Tuesday 21 October 2014

Police shooting suspect arrested

Published 06/06/2014 | 03:57

A heavily armed man that police have identified as Justin Bourque walks on Hildegard Drive in Moncton, New Brunswick
Police check a home in Moncton, New Brunswick, during the search for the killer of three Royal Canadian Mounted Police officers (AP/The Canadian Press, Andrew Vaughan)

A man wanted over the killing of three Royal Canadian Mounted Police has been arrested unarmed, ending a massive manhunt that paralysed much of an eastern Canadian city.

A witness said that 24-year-old Justin Bourque told officers at the time of his arrest: "I'm done."

Police received a tip that led them to a wooded residential part of Moncton, New Brunswick, where they found Bourque, who is suspected of carrying out the deadliest attack on the ranks of Canada's national police force in nearly a decade.

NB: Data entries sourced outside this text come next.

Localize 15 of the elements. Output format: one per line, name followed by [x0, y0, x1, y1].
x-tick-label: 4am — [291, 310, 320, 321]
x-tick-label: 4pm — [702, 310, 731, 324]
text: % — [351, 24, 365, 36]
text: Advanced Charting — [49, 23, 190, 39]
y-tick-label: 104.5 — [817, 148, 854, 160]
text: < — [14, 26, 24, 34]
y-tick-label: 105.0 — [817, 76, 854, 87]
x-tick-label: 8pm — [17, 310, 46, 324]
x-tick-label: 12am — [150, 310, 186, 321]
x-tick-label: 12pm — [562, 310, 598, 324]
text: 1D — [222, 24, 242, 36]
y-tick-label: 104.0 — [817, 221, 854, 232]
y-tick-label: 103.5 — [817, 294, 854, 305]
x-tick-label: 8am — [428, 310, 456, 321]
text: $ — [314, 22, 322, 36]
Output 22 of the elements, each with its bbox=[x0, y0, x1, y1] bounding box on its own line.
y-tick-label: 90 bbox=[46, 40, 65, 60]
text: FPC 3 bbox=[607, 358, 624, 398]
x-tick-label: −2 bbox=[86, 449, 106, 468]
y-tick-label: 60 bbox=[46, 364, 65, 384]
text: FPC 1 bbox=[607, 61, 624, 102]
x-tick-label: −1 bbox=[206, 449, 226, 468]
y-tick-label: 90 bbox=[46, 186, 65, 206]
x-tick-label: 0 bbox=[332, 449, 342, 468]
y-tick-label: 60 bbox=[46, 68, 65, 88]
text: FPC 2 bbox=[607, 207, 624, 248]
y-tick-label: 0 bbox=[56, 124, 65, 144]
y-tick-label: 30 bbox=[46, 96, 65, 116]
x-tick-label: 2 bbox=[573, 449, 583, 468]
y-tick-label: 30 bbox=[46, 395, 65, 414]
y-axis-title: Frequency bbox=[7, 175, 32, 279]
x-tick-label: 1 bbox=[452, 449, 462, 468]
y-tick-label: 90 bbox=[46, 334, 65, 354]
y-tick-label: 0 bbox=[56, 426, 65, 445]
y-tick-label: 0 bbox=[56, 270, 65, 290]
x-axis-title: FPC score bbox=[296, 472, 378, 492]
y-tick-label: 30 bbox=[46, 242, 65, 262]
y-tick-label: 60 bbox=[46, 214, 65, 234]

Bourque was allegedly armed with high-powered rifles and had been spotted three times on Thursday, eluding the massive manhunt that all but shut down the normally tranquil city about of about 60,000 people east of the Maine border.

Nearly 300 police officers were involved in the search for Bourque, who was seen going in and out of a wooded area.

RCMP Supt Marlene Snowman said Bourque was arrested in a wooded Moncton area at 12.10am without incident. She said he had no weapons on his person, but they were found nearby. Charges will be brought later Friday.

Michelle Thibodeau said she saw the man arrested in the front yard of her home and heard him say: "I'm done," before his arrest by armed officers.

Roger Brown, commanding officer of RCMP in New Brunswick, choked back tears as he addressed the media.

"Fortunately, most people will never have to experience what our officers have gone through in the last two days," he said.

"I can't dig deep enough to explain the sadness that we all feel."

Mr Brown identified the dead as Constables David Ross, 32, originally of Victoriaville, Quebec; Fabrice Georges Gevaudan, 45, originally of Boulogne-Billancourt in France; and Douglas James Larche, of Saint John, New Brunswick.

"It's been a very challenging 30 hours for the officers that got this job done," Supt Snowman said. "It will take some time to heal, but together we will get there."

Supt Snowman and other RCMP officials did not release any more details about Bourque's arrest or the circumstances of the shooting, citing their ongoing investigation. Details will be made public in court, she said.

Police have not spoken about a possible motive for the shootings.

Residents of Bourque's trailer park said he was a quiet, seemingly reclusive man who shared a small, worn trailer with a roommate. Neighbors described him as a withdrawn gun collector and avid hunter of birds, deer and moose.

During the manhunt, police asked residents of the city's northwest section to remain indoors with their doors locked and exterior lights on to help the search.

Much of Moncton, including its popular city centre, was completely shut down. Some businesses placed signs in windows saying they were closed because of the manhunt.

Police commandeered armoured trucks. The city took its buses off the roads and closed schools and government offices. Mail delivery was suspended.

Dozens of police officers patrolled the search area with their weapons drawn. Others, including members of a tactical unit, patrolled streets within the cordoned off area.

Police used air support, tactical teams and canine units. Several hundred officers from New Brunswick and elsewhere from across Canada were involved.

Bourque was pictured wearing military camouflage and carrying two rifles in a picture released by police on Twitter.

Two other Mounties who were injured in the shooting are recovering and doing well, police said.

Gun violence is rare in eastern Canada. This was the deadliest attack on the Royal Canadian Mounted Police since four officers were killed by a gunman on a farm in the western Canadian province of Alberta in 2005.

That attack remains the deadliest on Canadian police officers in 120 years.

Canada's Parliament observed a moment of silence and the flag on Parliament Hill flew at half-mast.